Podemos y la desaparición por pérdida de sentido emocional. La caída total de Podemos refleja la pérdida de diferenciación. Cuando una fuerza deja de ser percibida como única, su base electoral se disuelve hacia opciones más coherentes o hacia la abstención. PSOE y Podemos son la misma fórmula, han diluido la identidad y han heredado sus problemas de corrupción, y la alternativa es otro, posiblemente opciones como Chunta o la propia IU-Movimiento SUMAR.

Aragón es la confirmación de un cambio estructural

Comparado con Extremadura, Aragón muestra el mismo patrón, con el debilitamiento de los grandes partidos; crecimiento del voto expresivo; desmovilización del electorado moderado; fragmentación parlamentaria creciente; y dificultad para construir mayorías con legitimidad emocional sólida.

Esto sugiere que el sistema político autonómico español está entrando en una fase de volatilidad donde la emoción domina sobre la estructura sociológica clásica. Esto es algo muy a tener en cuenta en las elecciones en clave nacional, porque el debilitamiento de las opciones clásicas como PSOE y PP está dando alas a respuestas autonómicas que, si han sido relevantes en Aragón, pueden ser determinantes en territorios como Cataluña, País Vasco o Galicia, donde no solo se juega el terreno autonómico sino las opciones de gobierno nacional en coalición.

Conclusión

Las elecciones de Aragón de 2026 no tienen un vencedor psicológico claro.
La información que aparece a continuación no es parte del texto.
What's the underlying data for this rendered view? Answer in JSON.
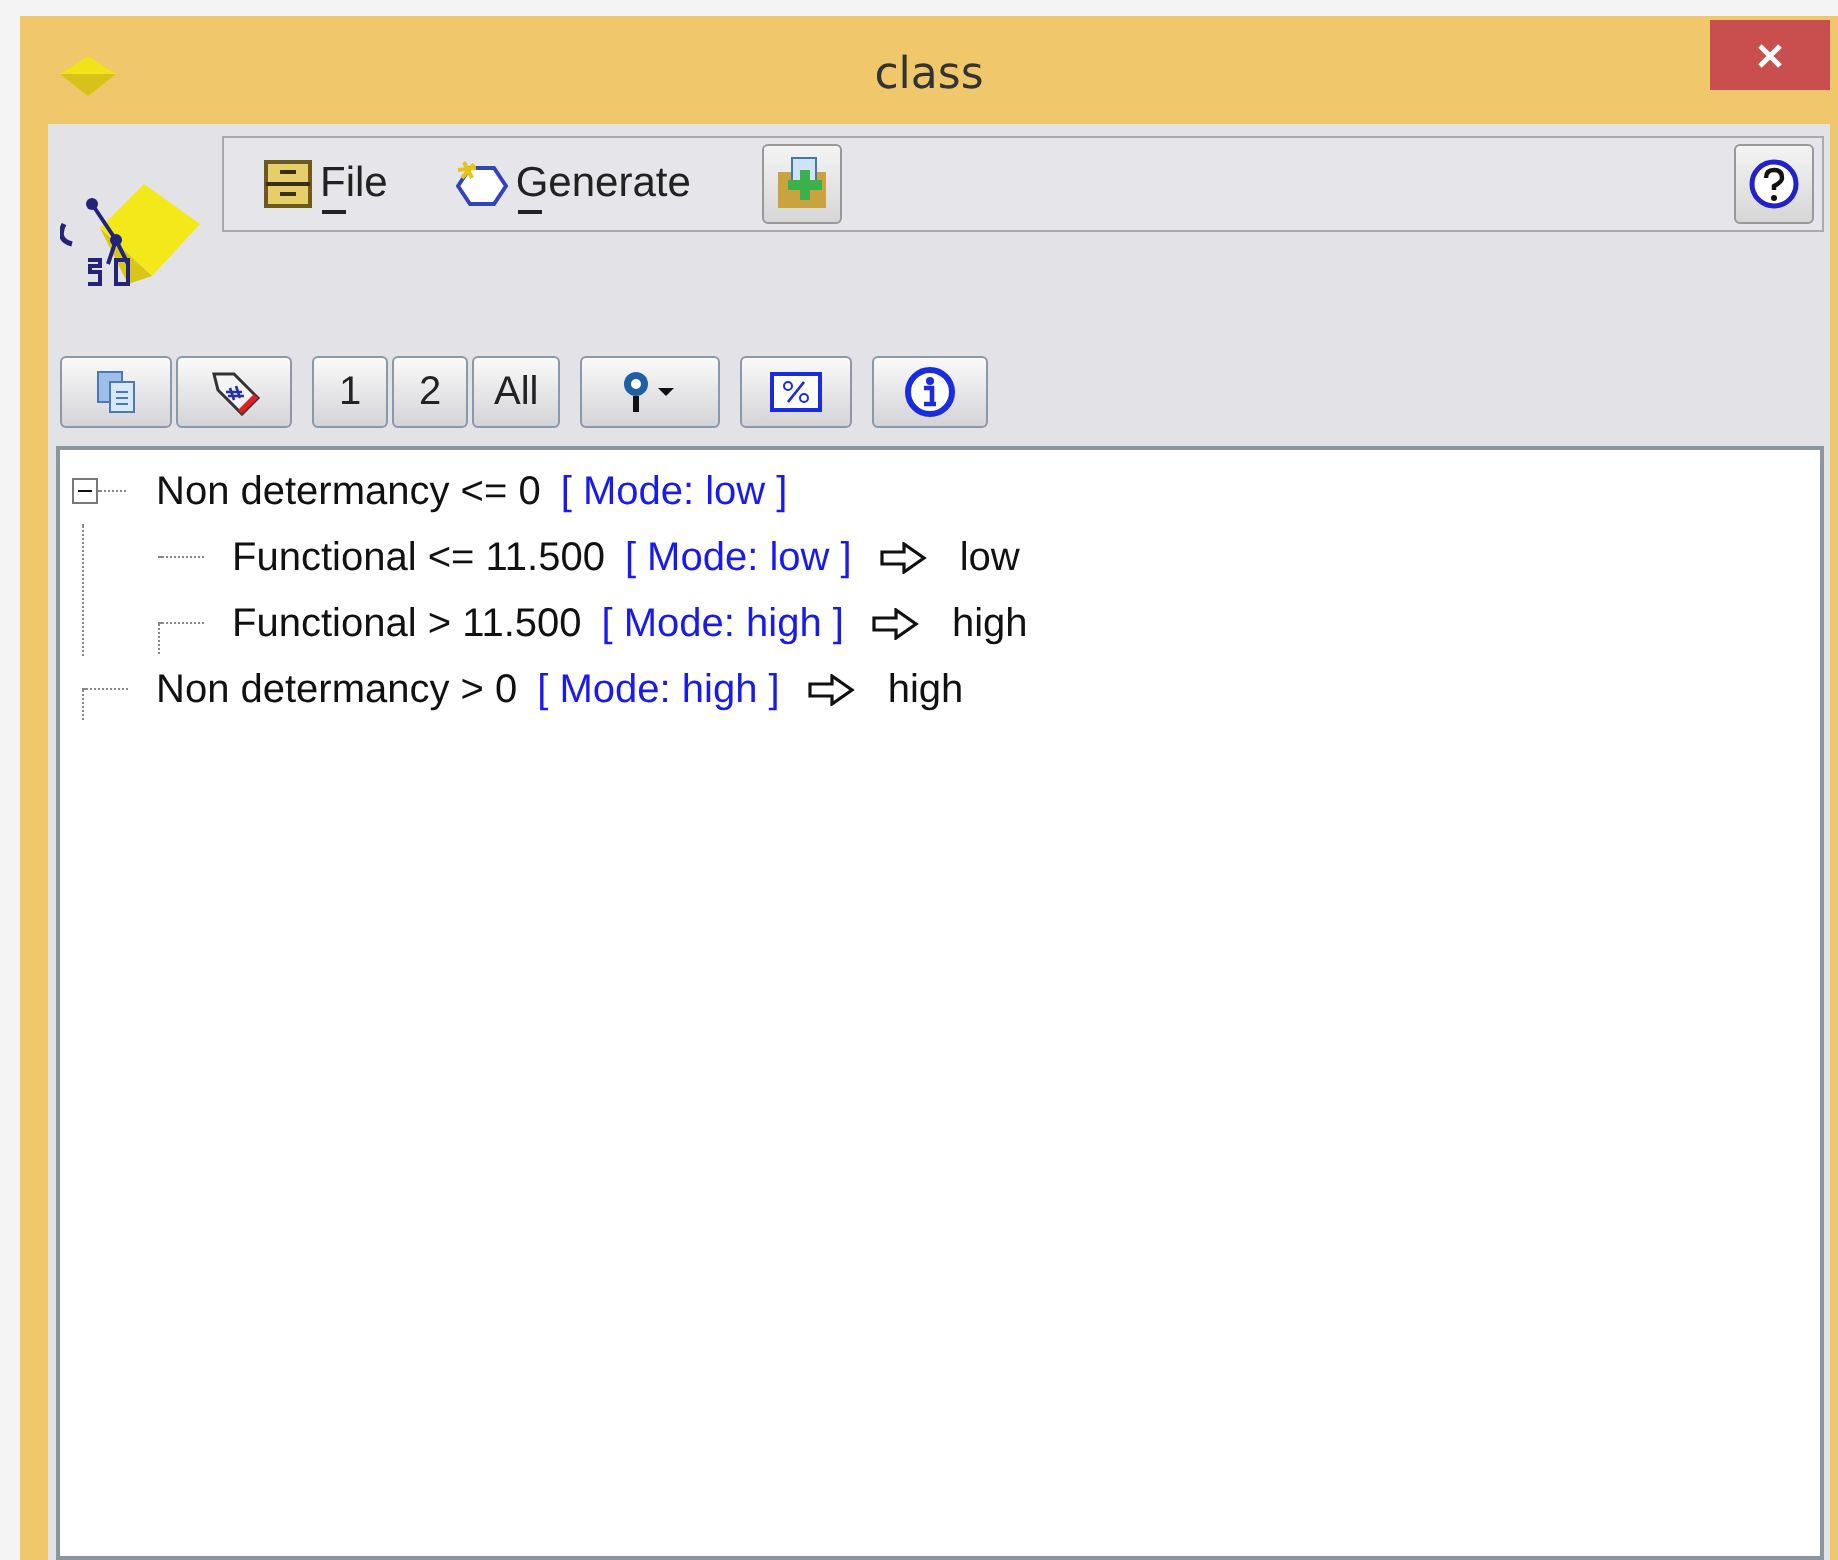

El PP gana sin ampliar su base social; el PSOE pierde sin ser sustituido plenamente; y las fuerzas emergentes crecen sin construir mayorías de gobierno.

El resultado es un sistema más fragmentado, más emocional y menos predecible, pero sobre todo engañoso. La victoria del conjunto de los partidos de la derecha puede ser percibida como una victoria moral, pero la debilidad del Partido Popular y la creciente fuga de votos a opciones regionales pueden ser un factor a tener en cuenta una vez que el PSOE pudiera movilizar de alguna forma a los votantes que no han participado en estas elecciones.

En mi opinión, mientras los partidos sigan interpretando los resultados únicamente en términos aritméticos ignorarán el problema central y no tendrán en cuenta la erosión del vínculo afectivo entre ciudadanía e instituciones, y esto en clave nacional tiene mucho riesgo, porque si bien gobernar es posible, hacerlo con estabilidad cada vez resulta más difícil.